La fracture est désormais béante au sein du mouvement syndical de l’éducation. Longtemps alliés au sein de l’USTG et de l’intersyndicale de l’éducation, le Syndicat Libre des Enseignants et Chercheurs de Guinée (SLECG) et le Syndicat National de l’Éducation (SNE) s’affrontent désormais publiquement, dans un climat de suspicion et d’accusations graves.
À l’origine de cette rupture : la stratégie à adopter face au gouvernement. Alors que le SLECG plaide pour la poursuite du dialogue, mettant en avant les acquis de l’accord du 2 décembre, le SNE a choisi la voie de la radicalisation en privilégiant l’appel à la grève. Un désaccord de fond qui s’est rapidement transformé en guerre ouverte entre les deux principaux leaders, Aboubacar Soumah et Michel Pépé Balamou.
Le secrétaire général du SLECG a franchi un cap en accusant son homologue d’un présumé détournement de fonds destinés aux enseignants contractuels.
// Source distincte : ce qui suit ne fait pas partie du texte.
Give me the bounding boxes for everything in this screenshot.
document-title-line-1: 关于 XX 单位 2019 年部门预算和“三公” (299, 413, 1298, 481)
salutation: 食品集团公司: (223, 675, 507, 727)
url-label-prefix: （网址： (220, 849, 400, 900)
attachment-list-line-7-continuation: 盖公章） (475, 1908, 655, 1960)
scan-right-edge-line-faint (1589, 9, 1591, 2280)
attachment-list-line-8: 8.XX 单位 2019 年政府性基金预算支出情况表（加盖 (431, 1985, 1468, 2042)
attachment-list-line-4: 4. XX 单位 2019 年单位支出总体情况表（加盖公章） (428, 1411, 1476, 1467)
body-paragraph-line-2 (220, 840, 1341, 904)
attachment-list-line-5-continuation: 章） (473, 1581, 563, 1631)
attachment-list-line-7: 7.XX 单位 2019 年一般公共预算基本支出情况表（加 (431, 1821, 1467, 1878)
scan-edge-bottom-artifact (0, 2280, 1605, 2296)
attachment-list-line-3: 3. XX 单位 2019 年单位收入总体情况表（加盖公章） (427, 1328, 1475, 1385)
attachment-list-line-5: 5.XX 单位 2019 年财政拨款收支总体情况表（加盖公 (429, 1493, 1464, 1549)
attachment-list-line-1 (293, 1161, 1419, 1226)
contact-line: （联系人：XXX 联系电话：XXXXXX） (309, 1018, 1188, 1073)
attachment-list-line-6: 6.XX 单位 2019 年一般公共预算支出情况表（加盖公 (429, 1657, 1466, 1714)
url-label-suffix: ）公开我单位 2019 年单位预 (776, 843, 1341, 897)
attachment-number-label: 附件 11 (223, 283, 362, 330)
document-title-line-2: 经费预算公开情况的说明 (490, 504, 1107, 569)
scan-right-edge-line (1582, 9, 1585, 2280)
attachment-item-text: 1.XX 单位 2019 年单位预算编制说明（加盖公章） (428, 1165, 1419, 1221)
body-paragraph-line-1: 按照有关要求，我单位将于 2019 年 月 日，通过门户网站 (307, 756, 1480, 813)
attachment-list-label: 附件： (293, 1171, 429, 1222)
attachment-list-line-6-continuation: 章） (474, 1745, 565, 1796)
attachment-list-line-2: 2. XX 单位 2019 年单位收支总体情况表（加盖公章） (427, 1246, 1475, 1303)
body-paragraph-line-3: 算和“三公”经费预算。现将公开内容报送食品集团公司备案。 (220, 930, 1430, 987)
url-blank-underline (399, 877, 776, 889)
Selon Aboubacar Soumah, « le ministre de l’Administration du Territoire, Mory Condé, a révélé devant témoins qu’un montant d’un milliard de francs guinéens avait été remis à Michel Pépé Balamou pour le paiement des contractuels à l’intérieur du pays ». Une somme dont ce dernier se serait, affirme-t-il, accaparé sans en informer l’intersyndicale.
Ces accusations ont provoqué une réaction immédiate et virulente du secrétaire général du SNE. Dans un texte au ton offensif intitulé Le Pape de l’incohérence et de la haine, Michel Pépé Balamou rejette catégoriquement ces allégations, qu’il qualifie de « mise en scène théâtrale ». Il dénonce des incohérences dans les chiffres avancés, évoquant des montants variant de 1,2 à 1,5 milliard de francs selon les versions.
Sur le fond, le leader du SNE insiste sur l’impossibilité juridique et administrative d’une remise directe de fonds par un ministre, rappelant que toute opération financière d’une telle ampleur obéit aux circuits stricts du Trésor public et de la Banque centrale. Il précise également que les fonds destinés au paiement des contractuels — estimés à près de 20 milliards de francs guinéens — étaient sous la supervision de l’Inspection générale des finances (IGF) et de l’ANAFIC, les syndicalistes n’ayant qu’un rôle d’observateurs. Quant au reliquat de 1,16 milliard de francs, il soutient qu’il a été officiellement reversé au Trésor après identification de fonctionnaires fictifs.
Concernant ses différends avec d’autres responsables syndicaux, Michel Pépé Balamou évoque de simples divergences techniques ou pédagogiques lors des négociations, réfutant toute querelle liée à un partage d’argent.
Pendant que les accusations s’enchaînent, le climat social reste explosif. Le SNE maintient son mot d’ordre de grève générale illimitée à compter du lundi 5 janvier 2026, tandis que Michel Pépé Balamou annonce son intention de saisir la justice pour, dit-il, laver son honneur.
Pris en étau entre rivalités de leadership et bras de fer avec les autorités, le secteur de l’éducation, déjà fragilisé, apparaît plus que jamais otage d’une crise syndicale dont l’issue demeure incertaine.